The first two songs of the album—straightforward, mellow—are two of the best, but belie an approaching torrent of free-wheeling indulgence in which tempos swap, structures melt, and France’s vocal performances rev into a stream-of-consciousness freak-out, like Kevin Barnes being tempered into shape with Jack White’s bluster. Tracks such as “On Blue Mountain” and leadoff single “Shuggie” swap tempos and moods in bipolar fashion, with downtrodden verses suddenly picking up speed and launching into exuberant refrains. Other loops taken are more subtle: The wonderful “San Francisco,” for instance, is veiled as a polite Kinks-like tune of schmaltzy reminiscence, trussed with glockenspiel, before a priceless chorus (“I left my love in San Francisco/That’s okay, I was bored anyway”) totally inverts the sentimental mood. Little things.
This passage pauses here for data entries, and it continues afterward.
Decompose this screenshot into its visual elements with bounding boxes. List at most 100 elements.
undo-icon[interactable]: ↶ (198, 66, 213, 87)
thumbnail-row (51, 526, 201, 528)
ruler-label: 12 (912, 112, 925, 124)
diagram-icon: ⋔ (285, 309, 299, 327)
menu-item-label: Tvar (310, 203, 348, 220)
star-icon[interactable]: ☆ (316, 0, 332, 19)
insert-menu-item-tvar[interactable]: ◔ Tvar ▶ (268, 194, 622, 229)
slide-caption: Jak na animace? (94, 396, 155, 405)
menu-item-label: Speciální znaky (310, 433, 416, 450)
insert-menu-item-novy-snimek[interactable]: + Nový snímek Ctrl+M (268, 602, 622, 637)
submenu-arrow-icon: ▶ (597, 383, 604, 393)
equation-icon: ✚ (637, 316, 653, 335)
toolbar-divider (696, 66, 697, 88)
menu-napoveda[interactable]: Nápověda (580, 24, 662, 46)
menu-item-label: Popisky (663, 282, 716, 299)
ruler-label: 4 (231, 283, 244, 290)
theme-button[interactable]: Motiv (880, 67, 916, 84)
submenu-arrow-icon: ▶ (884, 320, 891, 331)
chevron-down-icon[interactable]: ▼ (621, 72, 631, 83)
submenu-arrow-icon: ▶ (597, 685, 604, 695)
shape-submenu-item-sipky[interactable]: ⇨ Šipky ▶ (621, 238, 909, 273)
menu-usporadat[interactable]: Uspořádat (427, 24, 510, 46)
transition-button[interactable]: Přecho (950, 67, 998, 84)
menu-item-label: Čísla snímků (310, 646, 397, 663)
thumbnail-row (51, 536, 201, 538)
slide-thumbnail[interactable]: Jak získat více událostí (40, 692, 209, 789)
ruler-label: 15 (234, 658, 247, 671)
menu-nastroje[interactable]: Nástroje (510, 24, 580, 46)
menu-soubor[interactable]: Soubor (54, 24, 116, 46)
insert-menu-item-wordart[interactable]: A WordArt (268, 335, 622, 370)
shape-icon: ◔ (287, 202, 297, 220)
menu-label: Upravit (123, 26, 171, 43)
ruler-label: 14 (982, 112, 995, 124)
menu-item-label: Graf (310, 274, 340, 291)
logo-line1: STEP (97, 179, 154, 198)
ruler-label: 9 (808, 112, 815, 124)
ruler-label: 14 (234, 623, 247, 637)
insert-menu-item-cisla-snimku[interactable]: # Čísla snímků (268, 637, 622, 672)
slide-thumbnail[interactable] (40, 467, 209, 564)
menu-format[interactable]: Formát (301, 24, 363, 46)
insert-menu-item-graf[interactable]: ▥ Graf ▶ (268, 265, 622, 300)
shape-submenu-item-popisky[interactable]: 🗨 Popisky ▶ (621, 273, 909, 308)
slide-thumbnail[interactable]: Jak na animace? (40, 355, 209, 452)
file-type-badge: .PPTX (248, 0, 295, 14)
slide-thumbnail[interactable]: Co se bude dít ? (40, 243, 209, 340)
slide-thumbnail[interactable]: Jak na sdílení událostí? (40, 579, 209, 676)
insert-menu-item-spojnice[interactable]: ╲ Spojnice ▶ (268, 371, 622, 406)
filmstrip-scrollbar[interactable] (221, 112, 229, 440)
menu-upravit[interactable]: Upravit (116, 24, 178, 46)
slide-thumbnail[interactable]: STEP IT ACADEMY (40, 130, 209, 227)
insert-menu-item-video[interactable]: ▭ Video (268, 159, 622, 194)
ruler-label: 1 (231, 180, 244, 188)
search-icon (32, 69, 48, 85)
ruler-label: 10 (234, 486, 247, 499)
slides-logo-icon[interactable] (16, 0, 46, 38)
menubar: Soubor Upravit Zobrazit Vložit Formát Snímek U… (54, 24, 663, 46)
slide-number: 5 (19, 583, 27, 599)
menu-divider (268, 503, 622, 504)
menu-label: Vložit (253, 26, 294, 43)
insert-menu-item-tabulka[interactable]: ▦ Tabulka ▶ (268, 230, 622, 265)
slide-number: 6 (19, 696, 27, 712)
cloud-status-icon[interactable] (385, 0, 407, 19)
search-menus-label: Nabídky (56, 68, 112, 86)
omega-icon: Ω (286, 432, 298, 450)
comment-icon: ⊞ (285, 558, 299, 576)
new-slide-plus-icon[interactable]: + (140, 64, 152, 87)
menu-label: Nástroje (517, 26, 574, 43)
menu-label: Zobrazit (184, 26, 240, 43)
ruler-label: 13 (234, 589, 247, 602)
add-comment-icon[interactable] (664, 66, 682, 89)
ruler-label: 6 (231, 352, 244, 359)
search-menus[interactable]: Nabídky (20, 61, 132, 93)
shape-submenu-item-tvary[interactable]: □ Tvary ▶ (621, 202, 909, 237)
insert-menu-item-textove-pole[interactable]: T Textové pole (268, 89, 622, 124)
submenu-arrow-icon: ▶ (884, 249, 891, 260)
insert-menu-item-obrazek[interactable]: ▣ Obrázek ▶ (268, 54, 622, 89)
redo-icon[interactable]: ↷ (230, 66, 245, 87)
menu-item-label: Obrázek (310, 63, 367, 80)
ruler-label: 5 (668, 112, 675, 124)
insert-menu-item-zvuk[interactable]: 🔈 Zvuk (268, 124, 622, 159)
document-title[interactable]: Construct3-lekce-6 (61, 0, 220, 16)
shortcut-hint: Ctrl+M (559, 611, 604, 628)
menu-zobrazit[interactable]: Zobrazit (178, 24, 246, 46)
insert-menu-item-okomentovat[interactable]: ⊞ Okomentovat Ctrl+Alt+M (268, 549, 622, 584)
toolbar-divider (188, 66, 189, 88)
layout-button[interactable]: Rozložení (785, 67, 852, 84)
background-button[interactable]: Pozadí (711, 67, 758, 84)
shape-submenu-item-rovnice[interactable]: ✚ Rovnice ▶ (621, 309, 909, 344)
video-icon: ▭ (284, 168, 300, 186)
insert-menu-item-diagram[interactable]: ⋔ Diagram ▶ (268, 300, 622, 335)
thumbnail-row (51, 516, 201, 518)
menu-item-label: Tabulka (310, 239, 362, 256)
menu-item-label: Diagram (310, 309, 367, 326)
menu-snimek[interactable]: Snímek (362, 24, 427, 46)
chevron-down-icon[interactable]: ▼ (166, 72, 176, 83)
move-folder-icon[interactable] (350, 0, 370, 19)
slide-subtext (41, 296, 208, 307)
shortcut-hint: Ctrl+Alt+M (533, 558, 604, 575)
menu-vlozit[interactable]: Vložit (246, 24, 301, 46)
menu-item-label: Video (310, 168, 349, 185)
I couldn’t find a boring, robotic bassline or mailed-in lyric on this album. Painstaking attention to the minor details in all regards—production as well, dolled up with psyched-out keyboard flourishes, clever talk-backs, and my favorite drum sound in recent memory—will keep this one in my stereo for a long time. The titular song, oozing with genuine petulant son-of-a-bitch swagger, sums up the vitality behind Foxygen’s latest, fueled with abhorrence for misery and disillusionment. It’s welcome at a time when popular rock music seems to be taking a lethargic slide towards the gutless.